Je me laisse retomber sur un des fauteuils vides. Je bois. L’alcool brûle légèrement en glissant dans ma gorge, une chaleur réconfortante, mais passagère. Je sais que je vais devoir puiser dans mes réserves de courage pour affronter ce qui se profile.
— “Si c’est lui, qu’est-ce que tu comptes faire ?” me demande-t-elle en prenant place à côté de moi.
Bonne question.
— “J’ai besoin de réponses”, dis-je finalement en croisant le regard de Justine.
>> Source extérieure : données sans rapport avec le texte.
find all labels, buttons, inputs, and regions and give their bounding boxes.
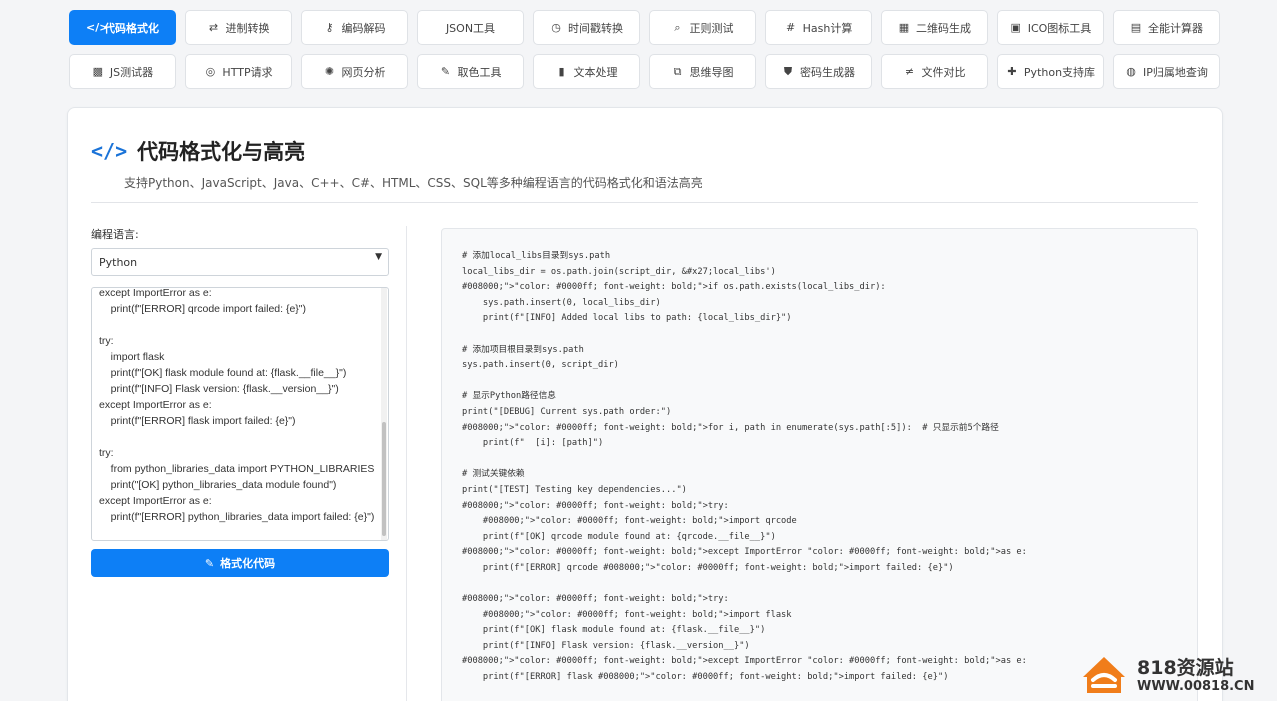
nav-item-label: 时间戳转换 xyxy=(568,21,623,35)
code-input-text: except ImportError as e: print(f"[ERROR]… xyxy=(99,287,375,523)
nav-item-label: JSON工具 xyxy=(445,21,496,35)
nav-item-label: Hash计算 xyxy=(802,21,853,35)
nav-item-15[interactable]: ⧉ 思维导图 xyxy=(649,54,756,89)
format-code-button-label: 格式化代码 xyxy=(220,557,276,570)
nav-item-10[interactable]: ▩ JS测试器 xyxy=(69,54,176,89)
nav-item-icon: ▣ xyxy=(1010,21,1021,34)
nav-item-5[interactable]: ⌕ 正则测试 xyxy=(649,10,756,45)
nav-item-label: 编码解码 xyxy=(341,21,386,35)
input-panel: 编程语言: Python ▼ except ImportError as e: … xyxy=(91,226,389,577)
header-divider xyxy=(91,202,1198,203)
nav-item-label: 二维码生成 xyxy=(916,21,971,35)
nav-item-7[interactable]: ▦ 二维码生成 xyxy=(881,10,988,45)
main-card: </> 代码格式化与高亮 支持Python、JavaScript、Java、C+… xyxy=(67,107,1223,701)
nav-item-11[interactable]: ◎ HTTP请求 xyxy=(185,54,292,89)
nav-item-label: 代码格式化 xyxy=(104,21,159,35)
code-icon: </> xyxy=(91,139,128,163)
nav-item-icon: </> xyxy=(86,21,109,34)
watermark-site-name: 818资源站 xyxy=(1137,657,1234,679)
nav-item-icon: ≠ xyxy=(904,65,915,78)
nav-item-label: 正则测试 xyxy=(689,21,734,35)
nav-item-3[interactable]: JSON工具 xyxy=(417,10,524,45)
page-subtitle: 支持Python、JavaScript、Java、C++、C#、HTML、CSS… xyxy=(124,176,703,190)
pencil-icon: ✎ xyxy=(204,556,215,570)
site-logo-icon xyxy=(1083,657,1125,693)
language-select[interactable]: Python ▼ xyxy=(91,248,389,276)
nav-item-icon: ▦ xyxy=(898,21,910,34)
nav-item-icon: ⚷ xyxy=(325,21,334,34)
nav-item-label: 密码生成器 xyxy=(800,65,855,79)
nav-item-label: JS测试器 xyxy=(109,65,154,79)
page-title-text: 代码格式化与高亮 xyxy=(137,140,306,164)
language-select-value: Python xyxy=(99,255,138,269)
nav-item-icon: ✎ xyxy=(440,65,451,78)
language-label: 编程语言: xyxy=(91,228,139,241)
nav-item-icon: ✚ xyxy=(1007,65,1017,78)
nav-item-icon: # xyxy=(786,21,796,34)
nav-item-8[interactable]: ▣ ICO图标工具 xyxy=(997,10,1104,45)
page-title: </> 代码格式化与高亮 xyxy=(91,136,305,166)
nav-item-icon: ⇄ xyxy=(208,21,219,34)
formatted-output-code: # 添加local_libs目录到sys.path local_libs_dir… xyxy=(462,251,1027,683)
nav-item-2[interactable]: ⚷ 编码解码 xyxy=(301,10,408,45)
nav-item-label: 文本处理 xyxy=(573,65,618,79)
nav-item-icon: ◎ xyxy=(205,65,216,78)
nav-item-14[interactable]: ▮ 文本处理 xyxy=(533,54,640,89)
nav-item-icon: ▮ xyxy=(558,65,565,78)
nav-item-icon: ⛊ xyxy=(783,64,793,78)
nav-item-4[interactable]: ◷ 时间戳转换 xyxy=(533,10,640,45)
nav-item-label: HTTP请求 xyxy=(222,65,273,79)
nav-item-icon: ◍ xyxy=(1126,65,1136,78)
nav-item-icon: ◷ xyxy=(551,21,561,34)
code-input-textarea[interactable]: except ImportError as e: print(f"[ERROR]… xyxy=(91,287,389,541)
site-watermark: 818资源站 WWW.00818.CN xyxy=(1081,655,1254,697)
nav-item-label: IP归属地查询 xyxy=(1143,65,1208,79)
nav-item-icon: ⧉ xyxy=(673,64,682,78)
nav-item-label: 思维导图 xyxy=(689,65,734,79)
nav-item-label: Python支持库 xyxy=(1023,65,1096,79)
nav-item-19[interactable]: ◍ IP归属地查询 xyxy=(1113,54,1220,89)
nav-item-icon: ▤ xyxy=(1130,21,1142,34)
nav-item-icon: ⌕ xyxy=(674,20,681,34)
nav-item-icon: ▩ xyxy=(92,65,104,78)
nav-item-label: 进制转换 xyxy=(225,21,270,35)
watermark-site-url: WWW.00818.CN xyxy=(1137,679,1255,694)
nav-item-6[interactable]: # Hash计算 xyxy=(765,10,872,45)
nav-item-1[interactable]: ⇄ 进制转换 xyxy=(185,10,292,45)
tool-nav: </> 代码格式化 ⇄ 进制转换 ⚷ 编码解码 JSON工具 ◷ 时间戳转换 ⌕ 正则测试 # Hash… xyxy=(69,10,1221,89)
code-input-scrollbar-thumb[interactable] xyxy=(382,422,386,536)
caret-down-icon: ▼ xyxy=(375,252,382,262)
formatted-output-panel: # 添加local_libs目录到sys.path local_libs_dir… xyxy=(441,228,1198,701)
panel-separator xyxy=(406,226,407,701)
nav-item-icon: ✺ xyxy=(324,65,335,78)
nav-item-12[interactable]: ✺ 网页分析 xyxy=(301,54,408,89)
nav-item-18[interactable]: ✚ Python支持库 xyxy=(997,54,1104,89)
nav-item-9[interactable]: ▤ 全能计算器 xyxy=(1113,10,1220,45)
format-code-button[interactable]: ✎ 格式化代码 xyxy=(91,549,389,577)
nav-item-label: 网页分析 xyxy=(341,65,386,79)
nav-item-16[interactable]: ⛊ 密码生成器 xyxy=(765,54,872,89)
nav-item-13[interactable]: ✎ 取色工具 xyxy=(417,54,524,89)
nav-item-label: 取色工具 xyxy=(457,65,502,79)
nav-item-17[interactable]: ≠ 文件对比 xyxy=(881,54,988,89)
nav-item-label: 全能计算器 xyxy=(1148,21,1203,35)
nav-item-0[interactable]: </> 代码格式化 xyxy=(69,10,176,45)
nav-item-label: ICO图标工具 xyxy=(1027,21,1092,35)
nav-item-label: 文件对比 xyxy=(921,65,966,79)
— “Très bien. Alors trouve-le et parle-lui”, me conseille-t-elle doucement.
Je sais qu’elle a raison. Mais l’idée de confronter James ce soir me terrifie. Une vague de nervosité me parcourt à l’idée de faire face à cet homme qui a marqué ma vie de manière si profonde. Je n’ai ni les idées claires, ni la force de gérer le tsunami émotionnel qui risque de me submerger si James est effectivement là. Mais j’en ai besoin. Je puise donc en moi l’énergie de la détermination pour aller me poster à la rambarde qui surplombe le club. Et je scrute tous les visages, cherchant désespérément une silhouette familière.
Fait chier à la fin ! James si tu es là, porte tes couilles et montre-toi !
Combien de temps, je vais pouvoir supporter cette tension, cette anticipation qui me déchire. L’envie de le voir, de le mettre face aux conséquences de son acte, de comprendre pourquoi il a choisi ce moment pour réapparaître est si forte qu’elle en devient presque insupportable. Je me demande si je ne suis pas en train de me faire des films. La peur de me tromper et de découvrir que ce n’est pas lui me ronge, me laissant dans un état d’incertitude palpitante. J’essaie de me convaincre que ce n’est peut-être qu’une fausse alerte, que je me suis laissé emporter par l’émotion. Peut-être que James n’est pas là.
Je relis la carte prudemment : “Lochranach”. Je secoue la tête doucement. Aucun doute, c’est lui ! C’est sa marque de whisky !
Je prends une autre gorgée, essayant de me calmer. L’alcool commence à adoucir les contours de mon anxiété. La soirée, qui devait être une simple échappatoire, devient un champ de bataille intérieur. La sueur perle sur ma nuque, suis-je vraiment prête à affronter ce qui vient ? En ai-je réellement envie ? D’un geste déterminé, je m’attache les cheveux en un chignon lâche. Ma nuque maintenant dégagée, je me sens un peu plus libre, comme si ce geste symbolique me permettait de respirer et de préparer mon esprit à la confrontation imminente. L’angoisse se mêle à une résolution nouvelle, et je me redresse, fière et digne. Je ne laisserai pas James gâcher ma soirée d'anniversaire. Je ne laisserai pas James saper mon humeur. Ce soir, je prends le pouvoir sur mon propre bonheur, et ce n'est certainement pas lui qui m'en privera.